Page 22 of Hot Summer Nights

I’ve never thought about that before.

“I suppose it could be fun,” I say as we join our friends by the front door.

“What could be fun?” Lyla asks as she and Hudson open the front doors of the restaurant.

“Painting cars.”

“Ohh, I’m in!” Lyla says and I laugh.

Lyla is up for pretty much anything. She said that she wants to try it all, and I love that she’s such a free spirit.

“For Gavin’s shop?” Sutton asks, and I nod.

“Yeah, you should do it. I think that you would be great at it,” Iris says with a smile.

“We’ll see,” I say, turning to grin at Gavin, but my eyes snag on the figures over his shoulder and my stomach and smile both drop.

“Mom?” I ask, not quite believing what I’m seeing.

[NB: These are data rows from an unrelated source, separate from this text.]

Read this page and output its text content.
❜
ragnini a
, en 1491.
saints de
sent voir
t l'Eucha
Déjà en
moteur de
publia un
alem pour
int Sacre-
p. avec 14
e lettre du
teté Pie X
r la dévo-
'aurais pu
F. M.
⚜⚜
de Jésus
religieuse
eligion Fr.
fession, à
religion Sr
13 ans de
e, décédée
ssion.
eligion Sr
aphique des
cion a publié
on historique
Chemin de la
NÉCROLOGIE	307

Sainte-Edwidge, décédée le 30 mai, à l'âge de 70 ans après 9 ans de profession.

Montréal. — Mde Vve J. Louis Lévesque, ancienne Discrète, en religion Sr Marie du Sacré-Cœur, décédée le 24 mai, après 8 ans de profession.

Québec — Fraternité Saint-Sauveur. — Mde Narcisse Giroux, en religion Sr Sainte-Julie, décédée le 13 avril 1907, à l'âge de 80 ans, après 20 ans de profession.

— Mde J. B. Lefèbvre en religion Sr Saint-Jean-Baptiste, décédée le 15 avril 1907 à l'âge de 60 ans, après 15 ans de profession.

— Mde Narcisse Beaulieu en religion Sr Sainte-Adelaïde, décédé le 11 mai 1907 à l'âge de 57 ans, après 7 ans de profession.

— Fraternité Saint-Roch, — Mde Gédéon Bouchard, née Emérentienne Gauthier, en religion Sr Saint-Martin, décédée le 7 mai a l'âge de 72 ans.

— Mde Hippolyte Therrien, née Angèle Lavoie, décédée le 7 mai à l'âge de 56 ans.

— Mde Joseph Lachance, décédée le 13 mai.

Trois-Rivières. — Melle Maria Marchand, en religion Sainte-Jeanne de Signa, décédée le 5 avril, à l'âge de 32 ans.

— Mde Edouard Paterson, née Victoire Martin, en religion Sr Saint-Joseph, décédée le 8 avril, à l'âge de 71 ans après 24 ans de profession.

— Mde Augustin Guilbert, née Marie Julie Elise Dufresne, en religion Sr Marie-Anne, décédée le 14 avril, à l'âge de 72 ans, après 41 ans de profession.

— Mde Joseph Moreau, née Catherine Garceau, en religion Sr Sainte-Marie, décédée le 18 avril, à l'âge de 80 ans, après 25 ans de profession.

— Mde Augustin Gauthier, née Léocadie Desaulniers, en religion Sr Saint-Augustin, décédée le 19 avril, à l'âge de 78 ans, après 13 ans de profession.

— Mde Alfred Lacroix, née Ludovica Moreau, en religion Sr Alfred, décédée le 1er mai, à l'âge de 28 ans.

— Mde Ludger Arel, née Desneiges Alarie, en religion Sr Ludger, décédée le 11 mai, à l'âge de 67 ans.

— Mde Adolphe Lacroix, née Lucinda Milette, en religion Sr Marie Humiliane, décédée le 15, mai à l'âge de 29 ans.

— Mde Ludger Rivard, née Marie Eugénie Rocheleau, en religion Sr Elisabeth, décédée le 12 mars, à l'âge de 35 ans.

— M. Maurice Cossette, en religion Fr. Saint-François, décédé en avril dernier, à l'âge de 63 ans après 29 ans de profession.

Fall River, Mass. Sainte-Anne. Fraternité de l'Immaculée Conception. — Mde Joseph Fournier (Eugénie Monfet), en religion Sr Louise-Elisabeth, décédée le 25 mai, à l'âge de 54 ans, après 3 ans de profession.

“What?” Gavin asks, turning with a frown to see what I’m staring at.

“That’s my mom… and my dad and sister,” I finish as they all climb out of the old SUV that I remember all too well.

They look so much older, and I wonder how that happened. It’s only been a few days, but they seem to have aged years.

My mom is still pretty with her blonde hair and sharp blue eyes. She’s where Callie and I get most of our features from. Callie got our dad’s dark hair though, and her eyes are a darker shade of blue, like his. We both have her full mouth and small nose. I scrunch my own nose as they step out onto the sidewalk.

“Oh, really?” Gavin asks, his voice lethal, and I grab his arm before he can storm over there and tell them off.

Madelyn and Flynn move to stand next to Gavin, and everyone else lines up on my other side so that it’s very obviously us versus them.

“Uh, hi,” I say as they get closer to us.

“There you are,” my mom snaps and I wince, my fingers tightening around Gavin’s forearm.

That’s a tone that I’ve heard too much from her, and I know what it means.

She’s pissed.

“We’ve been calling and texting for weeks!” she snaps again, and I want to roll my eyes.

“I’ve only been gone for less than two weeks, so that’s weird,” I sass back.

That seems to take them all by surprise, and they freeze on the sidewalk.

I’ve never talked back to any of them. I know that it wouldn’t have done me much good. Besides, it was the three of them against me. I was never going to win. Better to just take it and then escape when I could.

“What did you say?” my dad asks, and I straighten my shoulders as I look at him.

“What do you want? Why are you here?” I ask him instead.

He glares at me. “We came to get you. You can’t just abandon your family. Not after all that we’ve done for you.”

“You haven’t done anything for me,” I say, letting go of Gavin’s arm and taking a small step forward.

“We raised you! We let you live with us after graduation!” he spits out, and I feel my fingernails bite into my palms as they tighten into fists.

“No, I moved back because you needed me to work to afford the mortgage!”